Postado em 25 de junho de 2011 às 08:47

Como professores de Pilates, estamos vendo muitas mulheres de meia-idade em nossas aulas, e elas são um grupo energético, dinâmico. As mulheres de hoje são muito mais ativas, informadas e focadas em sua saúde e forma física do que eram há várias décadas. Muitas trabalharam por anos e não estão a ponto de parar agora, quando chegaram no período da menopausa.

Texto: Carolyne Anthony

O início da menopausa, no entanto, traz diversas mudanças para a vida das mulheres. É interessante olhar para alguns dos sintomas da menopausa e como o exercício pode ajudar a aliviar alguns deles. É ainda mais interessante olhar para as formas em que o Pilates pode ajudar muitos desses sintomas.

Então o que é menopausa? Um circo na melhor das hipóteses.

Pré menopausa descreve o momento em que o ciclo menstrual de uma mulher começa a parar, a menopausa é alcançada quando não tenha havido um ciclo de 12 meses consecutivos. É um momento de turbulência no corpo. Hormônios estão desenfreados, seu corpo está mudando e a vida parece estranha.

Soa como a adolescência, não é? Se você já está ensinando a este grupo, você sabe que elas são algumas das pessoas mais engraçadas e animadas ao seu redor. Senso de humor é uma exigência durante este tempo!

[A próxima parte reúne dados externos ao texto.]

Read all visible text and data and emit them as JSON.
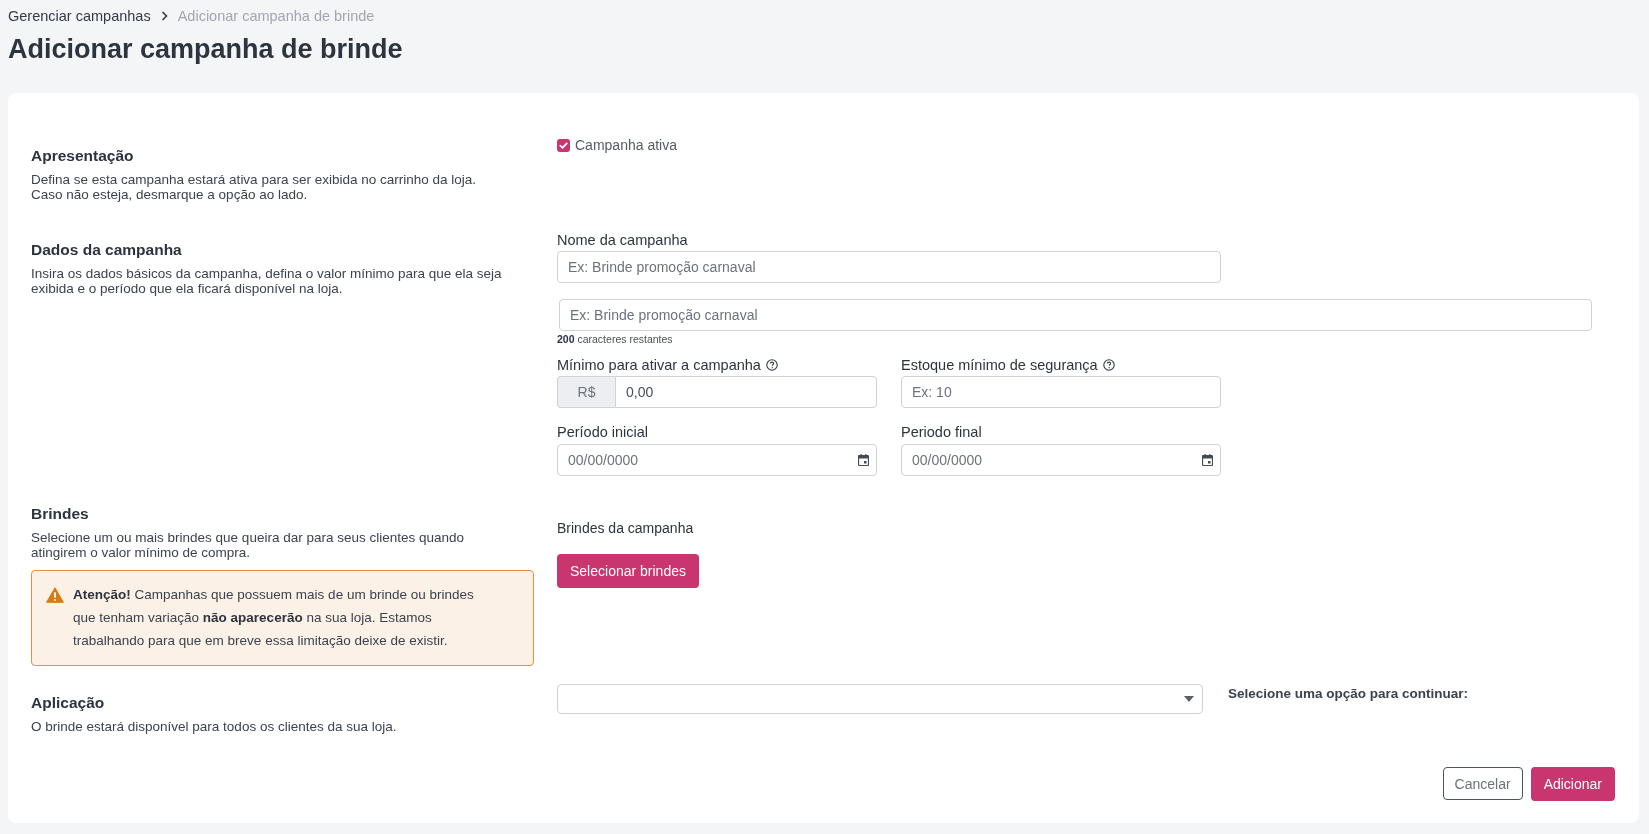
{
  "breadcrumb": [
    {
      "label": "Gerenciar campanhas",
      "current": false
    },
    {
      "label": "Adicionar campanha de brinde",
      "current": true
    }
  ],
  "title": "Adicionar campanha de brinde",
  "presentation": {
    "heading": "Apresentação",
    "description": "Defina se esta campanha estará ativa para ser exibida no carrinho da loja. Caso não esteja, desmarque a opção ao lado.",
    "checkbox": {
      "label": "Campanha ativa",
      "checked": true
    }
  },
  "campaign_data": {
    "heading": "Dados da campanha",
    "description": "Insira os dados básicos da campanha, defina o valor mínimo para que ela seja exibida e o período que ela ficará disponível na loja.",
    "name_field": {
      "label": "Nome da campanha",
      "placeholder": "Ex: Brinde promoção carnaval"
    },
    "text_field": {
      "placeholder": "Ex: Brinde promoção carnaval",
      "counter": "**200** caracteres restantes"
    },
    "minimum_field": {
      "label": "Mínimo para ativar a campanha",
      "prefix": "R$",
      "value": "0,00"
    },
    "stock_field": {
      "label": "Estoque mínimo de segurança",
      "placeholder": "Ex: 10"
    },
    "start_date": {
      "label": "Período inicial",
      "placeholder": "00/00/0000"
    },
    "end_date": {
      "label": "Periodo final",
      "placeholder": "00/00/0000"
    }
  },
  "gifts": {
    "heading": "Brindes",
    "description": "Selecione um ou mais brindes que queira dar para seus clientes quando atingirem o valor mínimo de compra.",
    "warning": "**Atenção!** Campanhas que possuem mais de um brinde ou brindes que tenham variação **não aparecerão** na sua loja. Estamos trabalhando para que em breve essa limitação deixe de existir.",
    "list_label": "Brindes da campanha",
    "button": "Selecionar brindes"
  },
  "application": {
    "heading": "Aplicação",
    "description": "O brinde estará disponível para todos os clientes da sua loja.",
    "hint": "Selecione uma opção para continuar:"
  },
  "actions": [
    {
      "label": "Cancelar",
      "kind": "secondary"
    },
    {
      "label": "Adicionar",
      "kind": "primary"
    }
  ]
}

Pilates é uma experiência do corpo e mente, como a menopausa é, e podemos usar a filosofia do Pilates para ajudar as mulheres. A menopausa pode ser um momento verdadeiramente surpreendente se forem dadas as ferramentas necessárias para lidar com suas dificuldades e tribulações. Pilates é um maravilhoso auxílio na realização destes objetivos. Manter uma atitude positiva e senso de humor também é importante. Sentindo-se bem consigo mesma e seu corpo é essencial.

Menopausa da mente

As mulheres tendem a apresentar distúrbios, mudanças de humor, irritabilidade, depressão e sono, entre vários outros sintomas, durante a menopausa. Exercícios de intensidade moderada são conhecidos por ajudar a controlar esses sintomas, e exercícios simples, como respiração e alongamento, também são benéficos para aliviar o stress.

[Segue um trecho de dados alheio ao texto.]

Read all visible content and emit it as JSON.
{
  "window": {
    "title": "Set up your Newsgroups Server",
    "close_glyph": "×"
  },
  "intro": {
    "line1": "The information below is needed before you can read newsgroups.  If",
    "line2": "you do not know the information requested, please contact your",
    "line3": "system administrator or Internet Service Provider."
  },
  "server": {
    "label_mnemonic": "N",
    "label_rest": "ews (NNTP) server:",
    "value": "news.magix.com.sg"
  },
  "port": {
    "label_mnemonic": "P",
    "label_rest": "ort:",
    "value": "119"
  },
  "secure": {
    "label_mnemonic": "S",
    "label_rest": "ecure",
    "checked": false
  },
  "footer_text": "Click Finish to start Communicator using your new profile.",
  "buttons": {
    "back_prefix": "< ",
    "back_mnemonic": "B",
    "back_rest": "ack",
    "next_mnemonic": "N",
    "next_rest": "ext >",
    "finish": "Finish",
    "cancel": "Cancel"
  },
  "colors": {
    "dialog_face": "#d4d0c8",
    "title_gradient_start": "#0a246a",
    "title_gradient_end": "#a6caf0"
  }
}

A respiração abdominal profunda, não só acalma e focaliza a mente, ajuda a tonificar e fortalecer os músculos abdominais. Às vezes o cansaço pode ser um problema para este grupo, em caso afirmativo, uma sessão de respiração e alongamento, junto com alguns exercícios simples, podem ajudar a acalmar e relaxar o suficiente para ajudar a promover um sono melhor.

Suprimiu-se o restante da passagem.